June 27, 2014
Photo: Shezamm/creative commons
Two major announcements from Duke Energy suggest that the advance of utility-scale solar power in North Carolina appears to be picking up speed. Firstly, Duke Energy Renewables announced it would build 3 large-scale solar farms in Eastern NC, totalling 52MW of installed capacity. As Charlotte Business Journal reports, this deal was made possible by a 20-year power purchase agreement with American University, George Washingon University, and George Washington University Hospital and, as such, the location of the project is crucial:
The eastern North Carolina location is key for the project. The three institutions were determined to buy power from a new renewable source built in the PJM grid service region that serves Washington.
The project is also notable because, according to Doug Kudravetz, the interim CEO at American University, the institutions were expecting a wind power purchase to be the cheapest option. This underlines once again how fast solar is becoming competitive with more established sources of energy.

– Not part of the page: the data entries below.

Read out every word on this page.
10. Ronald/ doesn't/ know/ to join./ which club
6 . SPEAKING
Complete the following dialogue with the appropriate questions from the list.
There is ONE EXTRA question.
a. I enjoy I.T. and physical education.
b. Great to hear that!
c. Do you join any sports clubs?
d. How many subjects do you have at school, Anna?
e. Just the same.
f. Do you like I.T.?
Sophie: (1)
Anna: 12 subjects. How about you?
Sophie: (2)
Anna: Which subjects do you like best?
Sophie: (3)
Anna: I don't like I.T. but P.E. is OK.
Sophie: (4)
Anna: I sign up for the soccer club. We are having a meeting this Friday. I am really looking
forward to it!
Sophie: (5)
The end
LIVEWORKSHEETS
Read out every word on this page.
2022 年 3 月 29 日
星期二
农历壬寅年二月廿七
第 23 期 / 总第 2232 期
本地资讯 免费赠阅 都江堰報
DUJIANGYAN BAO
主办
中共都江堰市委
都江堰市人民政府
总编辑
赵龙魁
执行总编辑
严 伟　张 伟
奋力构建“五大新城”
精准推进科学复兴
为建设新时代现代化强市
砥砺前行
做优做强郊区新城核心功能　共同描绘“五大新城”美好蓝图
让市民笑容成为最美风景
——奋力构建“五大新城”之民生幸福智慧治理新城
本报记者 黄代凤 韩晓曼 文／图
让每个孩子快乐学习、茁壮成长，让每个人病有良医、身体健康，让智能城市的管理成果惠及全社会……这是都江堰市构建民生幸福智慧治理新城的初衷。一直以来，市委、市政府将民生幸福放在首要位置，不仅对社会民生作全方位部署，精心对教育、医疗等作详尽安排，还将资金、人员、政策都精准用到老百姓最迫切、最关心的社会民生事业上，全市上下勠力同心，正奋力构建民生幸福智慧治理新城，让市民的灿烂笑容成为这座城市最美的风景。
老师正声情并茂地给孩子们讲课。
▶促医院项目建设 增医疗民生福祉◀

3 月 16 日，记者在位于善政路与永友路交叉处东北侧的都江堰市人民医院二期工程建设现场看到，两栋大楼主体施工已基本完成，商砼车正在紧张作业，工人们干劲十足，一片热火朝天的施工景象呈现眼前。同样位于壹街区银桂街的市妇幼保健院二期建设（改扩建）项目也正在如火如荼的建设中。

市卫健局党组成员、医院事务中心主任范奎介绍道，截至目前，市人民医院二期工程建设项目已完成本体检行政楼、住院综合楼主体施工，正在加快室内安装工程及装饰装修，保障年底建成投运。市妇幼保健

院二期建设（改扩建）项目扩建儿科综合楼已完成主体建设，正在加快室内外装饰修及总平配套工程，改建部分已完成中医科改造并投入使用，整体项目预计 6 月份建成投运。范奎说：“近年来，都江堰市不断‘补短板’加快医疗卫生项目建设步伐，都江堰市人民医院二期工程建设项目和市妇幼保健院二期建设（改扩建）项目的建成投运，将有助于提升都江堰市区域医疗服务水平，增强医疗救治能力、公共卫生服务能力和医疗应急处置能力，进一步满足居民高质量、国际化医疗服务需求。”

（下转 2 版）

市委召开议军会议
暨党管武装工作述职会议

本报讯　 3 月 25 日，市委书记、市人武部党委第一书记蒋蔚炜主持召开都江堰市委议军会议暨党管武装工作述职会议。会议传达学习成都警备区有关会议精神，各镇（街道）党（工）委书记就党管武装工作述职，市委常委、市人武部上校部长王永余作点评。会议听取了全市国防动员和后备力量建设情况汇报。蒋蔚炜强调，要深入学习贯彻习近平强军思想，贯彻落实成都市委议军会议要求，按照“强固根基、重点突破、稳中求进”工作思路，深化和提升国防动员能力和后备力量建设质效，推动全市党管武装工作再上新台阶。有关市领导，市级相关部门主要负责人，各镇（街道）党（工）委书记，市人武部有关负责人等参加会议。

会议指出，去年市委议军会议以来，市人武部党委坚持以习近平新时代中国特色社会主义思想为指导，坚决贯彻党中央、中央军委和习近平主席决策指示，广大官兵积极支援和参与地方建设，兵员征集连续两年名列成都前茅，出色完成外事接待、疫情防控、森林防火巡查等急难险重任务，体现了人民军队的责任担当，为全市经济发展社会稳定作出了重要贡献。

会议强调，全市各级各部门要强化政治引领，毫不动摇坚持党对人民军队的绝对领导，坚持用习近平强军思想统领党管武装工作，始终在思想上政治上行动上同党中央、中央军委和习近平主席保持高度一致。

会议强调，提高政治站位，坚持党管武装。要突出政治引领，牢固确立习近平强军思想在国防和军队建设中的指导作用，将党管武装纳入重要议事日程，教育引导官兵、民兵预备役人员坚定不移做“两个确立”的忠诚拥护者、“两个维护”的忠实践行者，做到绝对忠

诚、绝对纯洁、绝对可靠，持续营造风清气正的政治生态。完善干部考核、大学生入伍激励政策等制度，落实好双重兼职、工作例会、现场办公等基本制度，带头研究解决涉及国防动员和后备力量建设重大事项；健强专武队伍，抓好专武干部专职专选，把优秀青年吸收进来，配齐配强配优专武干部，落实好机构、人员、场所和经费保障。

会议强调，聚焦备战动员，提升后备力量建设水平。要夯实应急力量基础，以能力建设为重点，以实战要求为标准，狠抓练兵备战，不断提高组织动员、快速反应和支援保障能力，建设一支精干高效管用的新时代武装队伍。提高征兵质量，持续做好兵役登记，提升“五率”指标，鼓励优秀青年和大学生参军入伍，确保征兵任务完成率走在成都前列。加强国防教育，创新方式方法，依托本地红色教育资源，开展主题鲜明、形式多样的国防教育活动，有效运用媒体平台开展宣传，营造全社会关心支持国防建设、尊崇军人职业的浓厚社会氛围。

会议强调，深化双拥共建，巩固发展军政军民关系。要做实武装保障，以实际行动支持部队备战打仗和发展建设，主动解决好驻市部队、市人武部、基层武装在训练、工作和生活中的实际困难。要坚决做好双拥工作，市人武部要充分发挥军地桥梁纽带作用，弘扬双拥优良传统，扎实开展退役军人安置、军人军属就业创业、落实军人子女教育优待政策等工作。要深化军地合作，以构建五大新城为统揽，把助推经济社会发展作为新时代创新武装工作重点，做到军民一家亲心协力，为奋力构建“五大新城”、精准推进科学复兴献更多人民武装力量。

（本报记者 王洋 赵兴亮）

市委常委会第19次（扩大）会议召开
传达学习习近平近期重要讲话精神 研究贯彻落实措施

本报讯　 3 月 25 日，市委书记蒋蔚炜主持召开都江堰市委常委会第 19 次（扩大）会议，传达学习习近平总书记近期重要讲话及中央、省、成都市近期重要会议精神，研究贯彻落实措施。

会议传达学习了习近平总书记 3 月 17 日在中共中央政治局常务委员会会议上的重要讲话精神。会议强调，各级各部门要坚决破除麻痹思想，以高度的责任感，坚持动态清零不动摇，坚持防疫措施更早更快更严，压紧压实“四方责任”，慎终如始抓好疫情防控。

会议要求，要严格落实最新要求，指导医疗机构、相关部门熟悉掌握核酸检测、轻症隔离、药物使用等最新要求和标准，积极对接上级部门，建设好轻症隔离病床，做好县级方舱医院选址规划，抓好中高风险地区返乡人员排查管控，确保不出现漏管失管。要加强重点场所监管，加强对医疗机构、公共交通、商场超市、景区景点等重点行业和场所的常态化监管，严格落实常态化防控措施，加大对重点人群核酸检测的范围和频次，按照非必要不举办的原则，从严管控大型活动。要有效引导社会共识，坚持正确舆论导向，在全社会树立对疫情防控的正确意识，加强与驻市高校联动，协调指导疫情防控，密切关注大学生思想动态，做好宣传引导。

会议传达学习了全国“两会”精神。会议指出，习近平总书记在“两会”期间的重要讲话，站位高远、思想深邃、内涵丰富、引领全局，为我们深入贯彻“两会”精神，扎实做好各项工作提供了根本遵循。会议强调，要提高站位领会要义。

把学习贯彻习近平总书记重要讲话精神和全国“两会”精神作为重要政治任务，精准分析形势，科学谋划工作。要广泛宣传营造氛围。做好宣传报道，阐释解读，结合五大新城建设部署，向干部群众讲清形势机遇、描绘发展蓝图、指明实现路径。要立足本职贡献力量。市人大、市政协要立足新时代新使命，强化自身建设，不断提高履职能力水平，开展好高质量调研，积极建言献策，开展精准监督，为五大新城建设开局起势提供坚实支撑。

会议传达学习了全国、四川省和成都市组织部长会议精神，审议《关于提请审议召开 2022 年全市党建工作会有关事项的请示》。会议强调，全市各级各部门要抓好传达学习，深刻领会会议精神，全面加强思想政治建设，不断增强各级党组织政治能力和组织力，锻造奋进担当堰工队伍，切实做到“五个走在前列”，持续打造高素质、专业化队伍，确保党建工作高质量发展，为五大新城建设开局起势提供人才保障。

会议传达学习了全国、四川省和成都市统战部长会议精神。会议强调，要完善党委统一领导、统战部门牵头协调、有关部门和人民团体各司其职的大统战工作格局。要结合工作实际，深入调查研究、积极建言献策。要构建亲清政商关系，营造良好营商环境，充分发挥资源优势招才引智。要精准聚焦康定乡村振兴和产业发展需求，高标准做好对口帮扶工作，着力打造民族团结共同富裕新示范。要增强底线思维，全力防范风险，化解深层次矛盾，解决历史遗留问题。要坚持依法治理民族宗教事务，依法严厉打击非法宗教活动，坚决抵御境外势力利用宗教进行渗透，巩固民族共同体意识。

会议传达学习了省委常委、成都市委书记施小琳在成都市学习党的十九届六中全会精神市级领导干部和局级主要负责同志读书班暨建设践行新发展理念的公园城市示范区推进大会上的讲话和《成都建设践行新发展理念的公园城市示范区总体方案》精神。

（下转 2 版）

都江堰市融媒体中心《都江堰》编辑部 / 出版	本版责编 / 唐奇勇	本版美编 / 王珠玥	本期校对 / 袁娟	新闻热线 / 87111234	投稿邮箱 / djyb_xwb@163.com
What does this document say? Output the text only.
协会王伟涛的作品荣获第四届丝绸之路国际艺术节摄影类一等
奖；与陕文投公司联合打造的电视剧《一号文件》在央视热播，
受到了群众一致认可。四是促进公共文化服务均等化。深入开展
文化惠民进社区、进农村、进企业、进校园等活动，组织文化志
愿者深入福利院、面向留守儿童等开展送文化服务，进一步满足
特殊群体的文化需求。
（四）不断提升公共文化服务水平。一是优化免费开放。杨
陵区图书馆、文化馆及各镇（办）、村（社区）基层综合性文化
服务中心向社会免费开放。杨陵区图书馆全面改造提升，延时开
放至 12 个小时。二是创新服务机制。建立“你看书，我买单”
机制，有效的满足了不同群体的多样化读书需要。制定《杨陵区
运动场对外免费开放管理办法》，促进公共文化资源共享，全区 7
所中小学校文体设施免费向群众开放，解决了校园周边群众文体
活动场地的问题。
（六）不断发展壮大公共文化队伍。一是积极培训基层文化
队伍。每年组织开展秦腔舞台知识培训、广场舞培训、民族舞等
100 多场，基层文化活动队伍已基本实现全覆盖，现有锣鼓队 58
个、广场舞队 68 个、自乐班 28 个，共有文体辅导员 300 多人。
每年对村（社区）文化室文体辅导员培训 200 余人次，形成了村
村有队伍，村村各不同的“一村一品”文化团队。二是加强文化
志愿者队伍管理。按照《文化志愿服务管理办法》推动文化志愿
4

Meanwhile The Wall Street Journal Market Watch reports that Duke Energy has also approved an 80MW solar farm to be built in central North Carolina—dwarfing the size of existing solar farms in the state. (This is just one of over 620MW of solar projects proposed by Asheville-based Innovative Solar Systems:
Innovative Solar 37, LLC is an 80MW solar farm project that will be located in the middle of the state to be built on approximately five hundred acres of leased land and will supply enough electricity to power approximately 20,000 small to medium size homes. The CEO of Innovative Solar Systems, John Green states that this is the largest solar farm approved to be built to date in the state of North Carolina. This project is a ground mounted type solar farm system and will employ roughly 300,000 solar photovoltaic panels and eighty inverters that will feed the energy to the Duke grid.
With broad support for solar power crossing party lines in North Carolina, it seems likely these latest developments will be welcomed across the state.